Exploring Electron/Proton Transfer and Conformational Changes in the Nitrogenase MoFe Protein and FeMo‐cofactor Through Cryoreduction/EPR Measurements

Abstract We combine cryoreduction/annealing/EPR measurements of nitrogenase MoFe protein with results of earlier investigations to provide a detailed view of the electron/proton transfer events and conformational changes that occur during early stages of [e − /H + ] accumulation by the MoFe protein. This includes reduction of: 1) the non‐catalytic state of the iron‐molybdenum cofactor (FeMo‐co) active site that is generated by chemical oxidation of the resting‐state cofactor ( S= 3/2) within resting MoFe (E 0 ); and 2) the catalytic state that has accumulated n= 1 [e − /H + ] above the resting‐state level, denoted E 1 (1H) ( S ≥1) in the Lowe‐Thorneley kinetic scheme. FeMo‐co does not undergo a major change of conformation during reduction of oxidized FeMo‐co. In contrast, FeMo‐co undergoes substantial conformational changes during the reduction of E 0 to E 1 (1H), and of E 1 (1H) to E 2 (2H) ( S= 3/2).

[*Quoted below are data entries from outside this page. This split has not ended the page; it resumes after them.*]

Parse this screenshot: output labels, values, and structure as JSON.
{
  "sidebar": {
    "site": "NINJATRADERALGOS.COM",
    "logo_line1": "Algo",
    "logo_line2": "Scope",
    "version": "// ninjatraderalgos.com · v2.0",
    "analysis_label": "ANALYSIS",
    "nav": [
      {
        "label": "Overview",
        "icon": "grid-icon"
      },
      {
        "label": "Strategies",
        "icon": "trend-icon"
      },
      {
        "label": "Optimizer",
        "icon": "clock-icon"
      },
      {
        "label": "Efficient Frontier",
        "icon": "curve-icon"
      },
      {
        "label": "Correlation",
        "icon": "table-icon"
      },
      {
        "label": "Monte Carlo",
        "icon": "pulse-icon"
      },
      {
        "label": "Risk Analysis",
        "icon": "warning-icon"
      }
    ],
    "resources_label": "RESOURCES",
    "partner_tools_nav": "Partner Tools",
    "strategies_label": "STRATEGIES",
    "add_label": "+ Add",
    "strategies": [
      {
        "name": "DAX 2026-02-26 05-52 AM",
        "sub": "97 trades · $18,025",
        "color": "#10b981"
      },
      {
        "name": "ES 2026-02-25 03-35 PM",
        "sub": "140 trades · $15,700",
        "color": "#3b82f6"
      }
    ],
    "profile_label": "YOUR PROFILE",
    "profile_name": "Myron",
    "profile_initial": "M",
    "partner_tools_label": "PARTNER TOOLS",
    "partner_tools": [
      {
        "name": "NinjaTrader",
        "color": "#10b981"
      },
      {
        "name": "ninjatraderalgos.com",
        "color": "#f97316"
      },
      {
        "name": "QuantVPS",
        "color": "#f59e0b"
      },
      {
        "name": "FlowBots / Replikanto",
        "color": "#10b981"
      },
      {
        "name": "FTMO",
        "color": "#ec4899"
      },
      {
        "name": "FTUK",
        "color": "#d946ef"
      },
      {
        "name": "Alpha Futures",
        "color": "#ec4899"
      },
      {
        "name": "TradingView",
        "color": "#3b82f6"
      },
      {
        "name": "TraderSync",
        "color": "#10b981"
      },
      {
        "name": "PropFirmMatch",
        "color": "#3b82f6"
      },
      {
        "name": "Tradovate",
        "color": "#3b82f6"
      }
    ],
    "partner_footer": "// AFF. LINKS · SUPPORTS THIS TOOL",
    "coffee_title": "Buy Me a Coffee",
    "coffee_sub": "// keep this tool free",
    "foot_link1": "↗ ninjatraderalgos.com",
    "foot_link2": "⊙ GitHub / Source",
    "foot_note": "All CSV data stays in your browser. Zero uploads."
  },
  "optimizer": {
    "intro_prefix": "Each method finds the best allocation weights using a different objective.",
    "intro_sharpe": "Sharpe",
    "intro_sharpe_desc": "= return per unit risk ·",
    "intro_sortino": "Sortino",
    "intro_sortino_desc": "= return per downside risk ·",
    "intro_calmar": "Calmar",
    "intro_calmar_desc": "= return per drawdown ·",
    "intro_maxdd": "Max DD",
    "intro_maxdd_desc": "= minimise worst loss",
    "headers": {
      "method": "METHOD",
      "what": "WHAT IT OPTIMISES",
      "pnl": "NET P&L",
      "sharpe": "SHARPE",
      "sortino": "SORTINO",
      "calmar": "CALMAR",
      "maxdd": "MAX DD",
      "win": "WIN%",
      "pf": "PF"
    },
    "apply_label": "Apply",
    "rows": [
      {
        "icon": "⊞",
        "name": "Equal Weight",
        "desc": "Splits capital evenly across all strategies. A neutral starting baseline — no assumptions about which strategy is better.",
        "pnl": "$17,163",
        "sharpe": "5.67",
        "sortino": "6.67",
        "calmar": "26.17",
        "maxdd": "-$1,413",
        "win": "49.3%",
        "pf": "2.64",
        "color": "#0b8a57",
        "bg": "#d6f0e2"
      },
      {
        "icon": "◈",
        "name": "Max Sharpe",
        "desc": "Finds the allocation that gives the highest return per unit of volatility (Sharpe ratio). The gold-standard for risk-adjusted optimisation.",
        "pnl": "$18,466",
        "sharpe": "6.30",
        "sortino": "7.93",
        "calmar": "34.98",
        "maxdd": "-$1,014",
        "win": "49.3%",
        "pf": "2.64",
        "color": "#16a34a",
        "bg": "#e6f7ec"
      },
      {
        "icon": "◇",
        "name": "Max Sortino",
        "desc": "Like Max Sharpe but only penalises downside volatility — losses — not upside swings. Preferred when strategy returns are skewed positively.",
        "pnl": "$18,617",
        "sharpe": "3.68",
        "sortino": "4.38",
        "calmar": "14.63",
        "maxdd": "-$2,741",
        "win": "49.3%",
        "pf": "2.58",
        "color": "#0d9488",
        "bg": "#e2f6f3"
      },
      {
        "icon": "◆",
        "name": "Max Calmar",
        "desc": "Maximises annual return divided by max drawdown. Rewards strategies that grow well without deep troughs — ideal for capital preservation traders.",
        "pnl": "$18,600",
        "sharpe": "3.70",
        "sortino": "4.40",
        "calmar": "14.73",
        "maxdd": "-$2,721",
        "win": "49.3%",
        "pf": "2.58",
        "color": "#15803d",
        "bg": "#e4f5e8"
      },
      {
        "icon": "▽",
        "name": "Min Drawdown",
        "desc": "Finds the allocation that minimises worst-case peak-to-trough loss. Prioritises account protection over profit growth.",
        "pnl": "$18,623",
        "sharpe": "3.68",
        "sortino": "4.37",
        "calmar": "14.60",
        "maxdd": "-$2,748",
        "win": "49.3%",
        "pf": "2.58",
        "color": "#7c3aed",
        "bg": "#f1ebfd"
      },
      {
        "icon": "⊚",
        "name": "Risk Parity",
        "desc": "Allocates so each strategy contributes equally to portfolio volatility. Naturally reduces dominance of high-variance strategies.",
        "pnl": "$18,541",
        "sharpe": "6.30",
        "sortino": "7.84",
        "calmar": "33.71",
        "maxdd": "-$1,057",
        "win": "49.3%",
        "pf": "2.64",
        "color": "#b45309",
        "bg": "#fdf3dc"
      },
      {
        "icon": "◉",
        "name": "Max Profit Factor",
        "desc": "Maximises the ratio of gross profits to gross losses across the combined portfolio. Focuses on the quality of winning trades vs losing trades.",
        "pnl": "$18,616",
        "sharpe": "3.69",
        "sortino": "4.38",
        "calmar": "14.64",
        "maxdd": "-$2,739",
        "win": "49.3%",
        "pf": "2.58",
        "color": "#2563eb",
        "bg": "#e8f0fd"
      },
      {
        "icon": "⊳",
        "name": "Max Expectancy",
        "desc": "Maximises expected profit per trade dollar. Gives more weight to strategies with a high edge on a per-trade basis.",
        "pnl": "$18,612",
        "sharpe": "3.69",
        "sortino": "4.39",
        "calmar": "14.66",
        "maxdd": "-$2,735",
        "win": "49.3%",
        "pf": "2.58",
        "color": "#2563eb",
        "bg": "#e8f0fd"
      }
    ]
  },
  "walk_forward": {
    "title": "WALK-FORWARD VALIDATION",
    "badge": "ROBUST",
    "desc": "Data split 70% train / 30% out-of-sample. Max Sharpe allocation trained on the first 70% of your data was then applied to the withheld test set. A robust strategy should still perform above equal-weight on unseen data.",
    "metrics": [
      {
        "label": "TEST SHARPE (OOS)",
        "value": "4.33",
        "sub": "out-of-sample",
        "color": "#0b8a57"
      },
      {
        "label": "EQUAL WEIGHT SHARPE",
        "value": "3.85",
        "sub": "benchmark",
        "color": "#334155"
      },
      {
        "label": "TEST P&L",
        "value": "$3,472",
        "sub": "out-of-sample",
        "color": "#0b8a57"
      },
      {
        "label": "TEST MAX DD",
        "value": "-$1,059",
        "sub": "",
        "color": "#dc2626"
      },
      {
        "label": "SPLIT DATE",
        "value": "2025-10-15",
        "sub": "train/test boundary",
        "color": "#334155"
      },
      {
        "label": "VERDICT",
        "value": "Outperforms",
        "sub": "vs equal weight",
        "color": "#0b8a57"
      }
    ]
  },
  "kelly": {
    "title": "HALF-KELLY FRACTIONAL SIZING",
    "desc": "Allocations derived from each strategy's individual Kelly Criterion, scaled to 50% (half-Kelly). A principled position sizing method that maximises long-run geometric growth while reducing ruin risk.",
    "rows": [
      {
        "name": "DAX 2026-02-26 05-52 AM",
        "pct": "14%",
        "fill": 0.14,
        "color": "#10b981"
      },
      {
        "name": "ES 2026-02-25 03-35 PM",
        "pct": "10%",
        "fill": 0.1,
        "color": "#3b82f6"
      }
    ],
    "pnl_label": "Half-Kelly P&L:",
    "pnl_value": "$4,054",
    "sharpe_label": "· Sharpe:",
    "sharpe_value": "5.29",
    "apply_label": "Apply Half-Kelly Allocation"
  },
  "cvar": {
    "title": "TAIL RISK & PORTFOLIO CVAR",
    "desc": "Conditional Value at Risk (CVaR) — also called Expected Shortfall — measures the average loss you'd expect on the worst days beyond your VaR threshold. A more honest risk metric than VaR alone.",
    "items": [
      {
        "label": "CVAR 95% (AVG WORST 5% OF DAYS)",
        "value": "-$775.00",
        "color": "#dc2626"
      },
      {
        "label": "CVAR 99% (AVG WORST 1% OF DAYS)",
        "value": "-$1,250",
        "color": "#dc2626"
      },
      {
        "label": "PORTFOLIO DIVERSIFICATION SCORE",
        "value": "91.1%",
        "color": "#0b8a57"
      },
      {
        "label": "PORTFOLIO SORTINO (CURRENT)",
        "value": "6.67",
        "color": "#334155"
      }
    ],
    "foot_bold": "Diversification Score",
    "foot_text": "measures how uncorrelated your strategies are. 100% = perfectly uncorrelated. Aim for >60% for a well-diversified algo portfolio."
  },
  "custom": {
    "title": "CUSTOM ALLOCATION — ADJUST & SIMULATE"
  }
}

The experimental results further suggest that the E 1 (1H)→E 2 (2H) step involves coupled delivery of a proton and an electron (PCET) to FeMo‐co of E 1 (H) to generate a nonequilibrium S= 1 / 2 form E 2 (2H)*. This subsequently undergoes conformational relaxation and attendant change in the FeMo‐co spin state, to generate the equilibrium E 2 (2H) ( S= 3/2) state. Unexpectedly, these experiments also reveal conformational coupling between FeMo‐co and the P cluster, and between the Fe protein binding and FeMo‐co, which might play a role in gated electron transfer from reduced Fe protein to FeMo‐co.